The term "royalties" also includes payments derived from the disposition of any such right or property which are contingent on the productivity, use or further disposition thereof.
(4) The provisions of paragraphs (1) and (2) shall not apply if the beneficial owner of the royalties, being a resident of a Contracting State, carries on or has carried on business in the other Contracting State, in which the royalties arise, through a permanent establishment situated therein, or performs or has performed in that other State independent personal services from a fixed base situated therein, and the royalties are attributable to such permanent establishment or fixed base. In such case the provisions of Article 7 (Business Profits) or Article 14 (Independent Personal Services), as the case may be, shall apply.
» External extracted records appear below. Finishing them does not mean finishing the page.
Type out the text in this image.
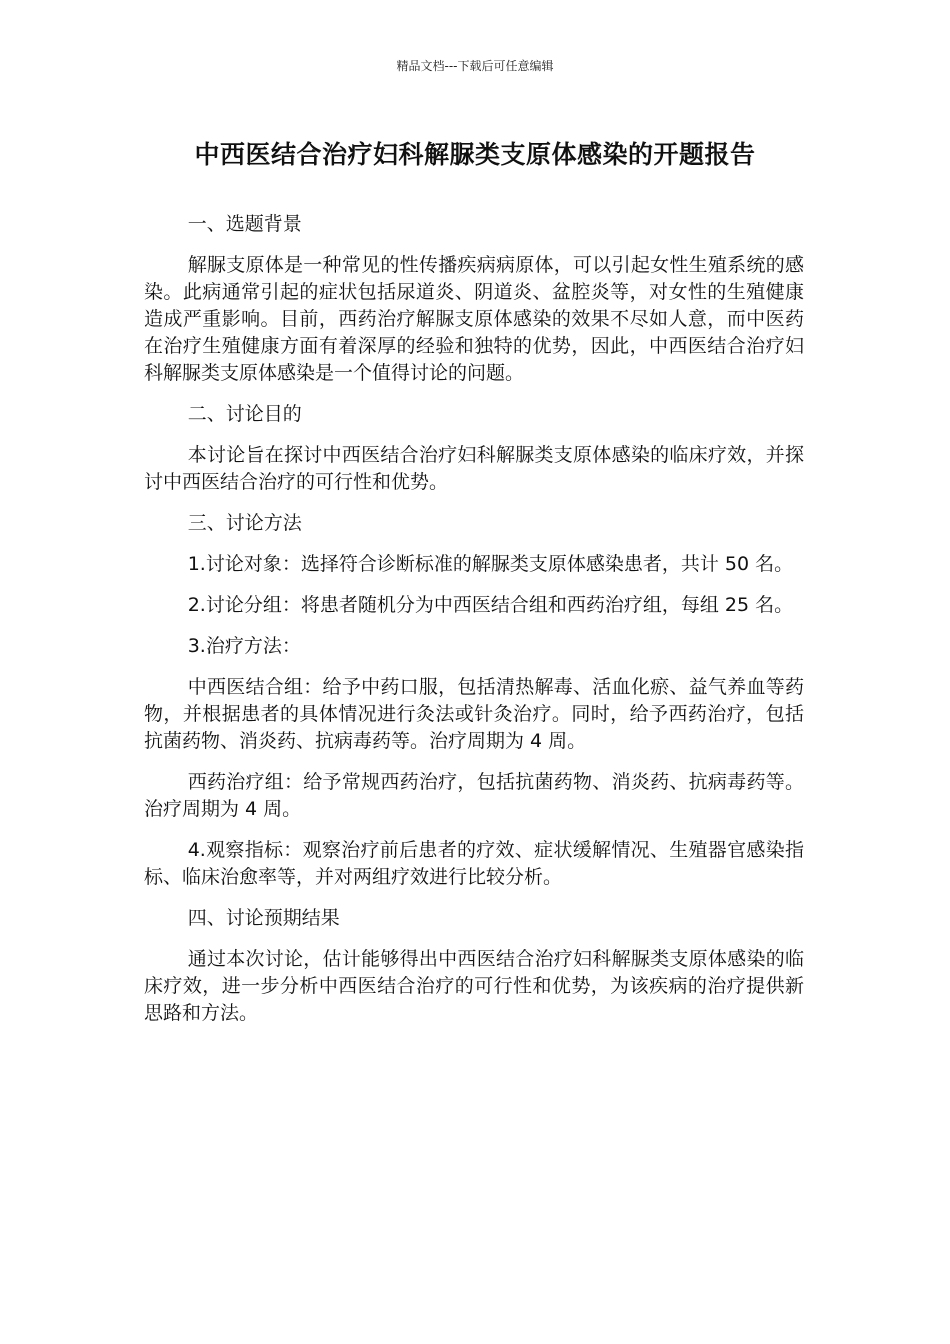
精品文档---下载后可任意编辑
中西医结合治疗妇科解脲类支原体感染的开题报告

一、选题背景

解脲支原体是一种常见的性传播疾病病原体，可以引起女性生殖系统的感染。此病通常引起的症状包括尿道炎、阴道炎、盆腔炎等，对女性的生殖健康造成严重影响。目前，西药治疗解脲支原体感染的效果不尽如人意，而中医药在治疗生殖健康方面有着深厚的经验和独特的优势，因此，中西医结合治疗妇科解脲类支原体感染是一个值得讨论的问题。

二、讨论目的

本讨论旨在探讨中西医结合治疗妇科解脲类支原体感染的临床疗效，并探讨中西医结合治疗的可行性和优势。

三、讨论方法

1.讨论对象：选择符合诊断标准的解脲类支原体感染患者，共计 50 名。

2.讨论分组：将患者随机分为中西医结合组和西药治疗组，每组 25 名。

3.治疗方法：

中西医结合组：给予中药口服，包括清热解毒、活血化瘀、益气养血等药物，并根据患者的具体情况进行灸法或针灸治疗。同时，给予西药治疗，包括抗菌药物、消炎药、抗病毒药等。治疗周期为 4 周。

西药治疗组：给予常规西药治疗，包括抗菌药物、消炎药、抗病毒药等。治疗周期为 4 周。

4.观察指标：观察治疗前后患者的疗效、症状缓解情况、生殖器官感染指标、临床治愈率等，并对两组疗效进行比较分析。

四、讨论预期结果

通过本次讨论，估计能够得出中西医结合治疗妇科解脲类支原体感染的临床疗效，进一步分析中西医结合治疗的可行性和优势，为该疾病的治疗提供新思路和方法。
(5) Where, by reason of a special relationship between the payer and the beneficial owner or between both of them and some other person, the amount of the royalties, having regard to the use, right, or information for which they are paid, exceeds the amount which would have been agreed upon by the payer and the beneficial owner in the absence of such relationship, the provisions of this Article shall apply only to the last-mentioned amount. In such case the excess part of the payments shall remain taxable according to the laws of each Contracting State, due regard being had to the other provisions of the Convention.
(6) For purposes of this Article:
- (a) Royalties shall be treated as arising in a Contracting State when the payer is that State itself or a political subdivision or local authority of that State or a person who is a resident of that State for purposes of its tax. Where, however, the person paying the royalties, whether he is a resident of one of the Contracting States or not, has in a Contracting State a permanent establishment or fixed base in connection with which the liability to pay the royalties was incurred, and the royalties are borne by the permanent establishment or fixed base, then the royalties shall be deemed to arise in the State in which the permanent establishment or fixed base is situated.
- (b) Where sub-paragraph (a) does not operate to treat royalties as arising in a Contracting State, royalties paid for the use of, or the right to use, in a Contracting State any property or right described in paragraph (3) shall be treated as arising in that State.